問いかけた女の子に、カスミちゃんはまた大人びた笑みを向けた。
「それはね、かえでちゃん。ここがどこなのかに関係するの。みんな、聞いて驚いてね。ここは……」
焦らすようにカスミちゃんが口を閉じる。そしてわたし達を軽く見回して、言葉を続けた。
「ここはね、わたしの夢の中よ」
「……え?」
誰かが気の抜けた声を上げた。もしかしたら、わたしだったかも。だって今、なんて言ったの?カスミちゃんの、夢の中……?
「え、でも……っ」
でも、と戸惑った様子で、女の子が声を上げた。わたしと同い年くらいの子で、咄嗟に喋ってしまったのか続ける言葉に悩んでいるみたい。

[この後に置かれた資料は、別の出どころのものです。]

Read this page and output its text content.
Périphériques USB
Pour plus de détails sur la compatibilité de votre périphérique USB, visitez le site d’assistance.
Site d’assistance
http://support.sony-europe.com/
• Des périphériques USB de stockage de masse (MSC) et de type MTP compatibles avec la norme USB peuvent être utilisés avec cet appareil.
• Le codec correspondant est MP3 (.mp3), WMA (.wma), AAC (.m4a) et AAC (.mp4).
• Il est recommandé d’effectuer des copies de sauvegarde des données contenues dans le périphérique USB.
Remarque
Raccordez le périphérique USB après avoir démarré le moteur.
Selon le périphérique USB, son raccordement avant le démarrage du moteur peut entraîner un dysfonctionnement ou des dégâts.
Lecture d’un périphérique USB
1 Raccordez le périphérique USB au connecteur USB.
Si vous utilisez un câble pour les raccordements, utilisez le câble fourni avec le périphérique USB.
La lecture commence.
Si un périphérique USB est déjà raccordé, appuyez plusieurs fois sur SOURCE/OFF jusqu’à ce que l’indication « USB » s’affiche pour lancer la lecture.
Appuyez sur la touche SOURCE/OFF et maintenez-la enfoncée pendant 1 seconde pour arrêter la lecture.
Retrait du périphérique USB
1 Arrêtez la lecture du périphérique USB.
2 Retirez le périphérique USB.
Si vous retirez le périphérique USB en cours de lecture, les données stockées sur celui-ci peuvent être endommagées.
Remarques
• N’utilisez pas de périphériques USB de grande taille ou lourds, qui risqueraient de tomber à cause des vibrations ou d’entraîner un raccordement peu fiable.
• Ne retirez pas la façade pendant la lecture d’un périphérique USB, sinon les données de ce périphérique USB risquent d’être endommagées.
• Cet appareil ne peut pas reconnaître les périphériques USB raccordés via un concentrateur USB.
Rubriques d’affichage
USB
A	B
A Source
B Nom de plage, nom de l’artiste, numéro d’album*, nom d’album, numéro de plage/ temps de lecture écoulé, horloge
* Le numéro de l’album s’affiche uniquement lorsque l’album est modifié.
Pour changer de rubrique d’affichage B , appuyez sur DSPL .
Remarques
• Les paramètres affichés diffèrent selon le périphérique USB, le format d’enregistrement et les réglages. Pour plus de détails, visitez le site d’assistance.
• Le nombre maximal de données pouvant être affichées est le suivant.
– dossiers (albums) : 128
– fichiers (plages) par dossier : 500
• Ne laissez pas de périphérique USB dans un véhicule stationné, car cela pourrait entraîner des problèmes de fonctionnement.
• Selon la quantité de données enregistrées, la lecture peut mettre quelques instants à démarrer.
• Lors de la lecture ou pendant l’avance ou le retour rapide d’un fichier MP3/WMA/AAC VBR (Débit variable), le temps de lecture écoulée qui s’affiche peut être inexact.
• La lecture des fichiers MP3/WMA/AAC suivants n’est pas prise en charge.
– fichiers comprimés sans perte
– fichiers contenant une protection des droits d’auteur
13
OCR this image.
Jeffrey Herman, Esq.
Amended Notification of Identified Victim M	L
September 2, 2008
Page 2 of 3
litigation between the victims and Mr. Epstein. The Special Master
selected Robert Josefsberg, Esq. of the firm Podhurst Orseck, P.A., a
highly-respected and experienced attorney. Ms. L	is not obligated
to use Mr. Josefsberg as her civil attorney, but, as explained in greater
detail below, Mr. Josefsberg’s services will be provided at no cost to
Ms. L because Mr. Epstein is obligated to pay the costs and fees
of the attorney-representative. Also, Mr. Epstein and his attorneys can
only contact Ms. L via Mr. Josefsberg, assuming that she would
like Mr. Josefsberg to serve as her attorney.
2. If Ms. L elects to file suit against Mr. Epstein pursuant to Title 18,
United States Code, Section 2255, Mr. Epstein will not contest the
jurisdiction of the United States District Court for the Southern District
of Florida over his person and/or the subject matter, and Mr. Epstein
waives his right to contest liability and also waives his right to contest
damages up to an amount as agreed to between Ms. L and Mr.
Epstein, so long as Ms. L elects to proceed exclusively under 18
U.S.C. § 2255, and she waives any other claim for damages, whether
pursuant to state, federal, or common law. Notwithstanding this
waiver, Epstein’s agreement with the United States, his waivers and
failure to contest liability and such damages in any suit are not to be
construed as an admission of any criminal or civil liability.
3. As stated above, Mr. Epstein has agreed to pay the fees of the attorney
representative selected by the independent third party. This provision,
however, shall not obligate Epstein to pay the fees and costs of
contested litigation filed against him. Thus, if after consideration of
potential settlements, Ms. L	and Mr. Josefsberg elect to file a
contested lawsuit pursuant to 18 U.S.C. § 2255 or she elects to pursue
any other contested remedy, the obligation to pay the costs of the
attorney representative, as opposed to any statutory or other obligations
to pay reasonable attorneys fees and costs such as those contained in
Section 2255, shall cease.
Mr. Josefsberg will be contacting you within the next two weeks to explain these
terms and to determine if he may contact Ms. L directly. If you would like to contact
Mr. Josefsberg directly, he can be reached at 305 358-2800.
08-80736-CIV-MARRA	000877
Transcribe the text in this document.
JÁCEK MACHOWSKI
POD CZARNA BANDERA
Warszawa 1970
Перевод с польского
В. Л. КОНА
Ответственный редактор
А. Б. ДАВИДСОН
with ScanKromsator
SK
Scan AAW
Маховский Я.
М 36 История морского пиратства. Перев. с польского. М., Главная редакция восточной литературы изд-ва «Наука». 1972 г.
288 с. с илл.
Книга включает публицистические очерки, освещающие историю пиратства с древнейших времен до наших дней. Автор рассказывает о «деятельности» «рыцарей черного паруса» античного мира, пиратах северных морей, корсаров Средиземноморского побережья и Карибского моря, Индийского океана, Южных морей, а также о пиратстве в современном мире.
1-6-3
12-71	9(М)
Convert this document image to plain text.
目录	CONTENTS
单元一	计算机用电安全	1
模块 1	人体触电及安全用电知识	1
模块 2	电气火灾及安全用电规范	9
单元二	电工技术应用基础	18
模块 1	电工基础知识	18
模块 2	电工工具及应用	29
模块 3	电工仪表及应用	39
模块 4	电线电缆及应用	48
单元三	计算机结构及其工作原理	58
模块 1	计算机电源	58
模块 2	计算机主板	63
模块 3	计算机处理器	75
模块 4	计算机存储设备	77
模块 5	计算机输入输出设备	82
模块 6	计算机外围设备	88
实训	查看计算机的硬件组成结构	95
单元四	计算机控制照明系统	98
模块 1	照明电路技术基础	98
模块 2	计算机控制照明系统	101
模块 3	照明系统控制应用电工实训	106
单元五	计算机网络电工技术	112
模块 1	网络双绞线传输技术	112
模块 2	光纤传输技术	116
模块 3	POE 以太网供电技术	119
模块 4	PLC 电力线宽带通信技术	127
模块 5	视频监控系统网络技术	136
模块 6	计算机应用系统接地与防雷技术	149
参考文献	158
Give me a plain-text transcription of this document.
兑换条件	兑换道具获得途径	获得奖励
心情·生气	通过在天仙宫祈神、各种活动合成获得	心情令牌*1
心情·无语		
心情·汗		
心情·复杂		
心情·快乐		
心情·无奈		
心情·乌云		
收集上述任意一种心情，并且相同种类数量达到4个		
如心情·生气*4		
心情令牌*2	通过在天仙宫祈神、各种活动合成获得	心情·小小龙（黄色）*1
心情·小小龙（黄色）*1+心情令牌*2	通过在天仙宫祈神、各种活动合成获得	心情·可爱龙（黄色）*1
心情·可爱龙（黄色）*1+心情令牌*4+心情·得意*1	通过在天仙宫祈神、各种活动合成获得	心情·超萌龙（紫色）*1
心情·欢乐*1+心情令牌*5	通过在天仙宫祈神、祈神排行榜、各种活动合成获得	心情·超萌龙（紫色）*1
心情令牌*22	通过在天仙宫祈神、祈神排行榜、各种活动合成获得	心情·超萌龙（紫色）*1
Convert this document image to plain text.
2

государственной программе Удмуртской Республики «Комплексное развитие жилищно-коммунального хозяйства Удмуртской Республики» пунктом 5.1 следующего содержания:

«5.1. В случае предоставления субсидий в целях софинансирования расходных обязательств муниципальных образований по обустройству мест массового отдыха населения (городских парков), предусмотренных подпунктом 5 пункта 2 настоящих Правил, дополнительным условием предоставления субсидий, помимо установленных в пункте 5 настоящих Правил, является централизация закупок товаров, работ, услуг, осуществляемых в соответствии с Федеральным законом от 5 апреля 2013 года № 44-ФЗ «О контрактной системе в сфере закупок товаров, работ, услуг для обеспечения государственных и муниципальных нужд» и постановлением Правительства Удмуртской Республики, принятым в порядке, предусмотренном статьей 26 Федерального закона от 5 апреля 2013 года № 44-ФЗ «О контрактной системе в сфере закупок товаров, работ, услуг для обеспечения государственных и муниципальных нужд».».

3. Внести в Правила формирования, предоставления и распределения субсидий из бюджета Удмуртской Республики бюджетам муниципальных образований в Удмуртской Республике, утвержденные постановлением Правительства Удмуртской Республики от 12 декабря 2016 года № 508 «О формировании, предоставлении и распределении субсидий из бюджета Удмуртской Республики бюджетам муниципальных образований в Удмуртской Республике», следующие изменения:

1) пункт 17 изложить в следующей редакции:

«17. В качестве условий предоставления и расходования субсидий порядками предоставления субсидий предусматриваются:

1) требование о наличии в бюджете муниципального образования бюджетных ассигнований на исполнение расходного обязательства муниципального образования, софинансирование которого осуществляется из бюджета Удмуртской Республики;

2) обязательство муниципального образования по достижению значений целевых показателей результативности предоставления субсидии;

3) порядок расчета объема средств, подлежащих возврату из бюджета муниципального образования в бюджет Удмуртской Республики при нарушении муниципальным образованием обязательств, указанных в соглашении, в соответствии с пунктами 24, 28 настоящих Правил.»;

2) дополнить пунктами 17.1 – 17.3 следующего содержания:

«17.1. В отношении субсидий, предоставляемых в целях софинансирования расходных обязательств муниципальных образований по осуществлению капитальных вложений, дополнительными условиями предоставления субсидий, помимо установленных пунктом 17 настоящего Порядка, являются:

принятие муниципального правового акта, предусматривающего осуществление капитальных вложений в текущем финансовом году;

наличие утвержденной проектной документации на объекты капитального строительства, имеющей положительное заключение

「なぁに、千鶴ちゃん。焦らなくていいから、ゆっくり話してみて」
「う、うん。……あたしがカスミちゃんと会う時って、いつも、あたしの夢の中で、だったよね?」
カスミちゃんの言葉で落ち着いたらしいチヅルちゃん?が、一歩踏み出して言った。カスミちゃんが頷く。
「うん。そうね、千鶴ちゃん以外のみんなもそう。ここにいる子達とは、今まで、それぞれの夢の中にわたしが訪ねていたの。そこまでは分かるわよね?」
わたしを含めて、何人かが頷いた。ただ黙って、冷静な様子で話を聞いている子もいる。
カスミちゃんが言うみたいに、今までは時々、カスミちゃんがわたしの夢にやって来ていた。それで、一緒に遊んだり、お話ししたり……というと少しおかしな感じだけど、いつからなのか覚えてないくらいにはすっかり慣れてしまっている。ここの子達も、どうやらわたしとおんなじみたい。カスミちゃんのお友達……。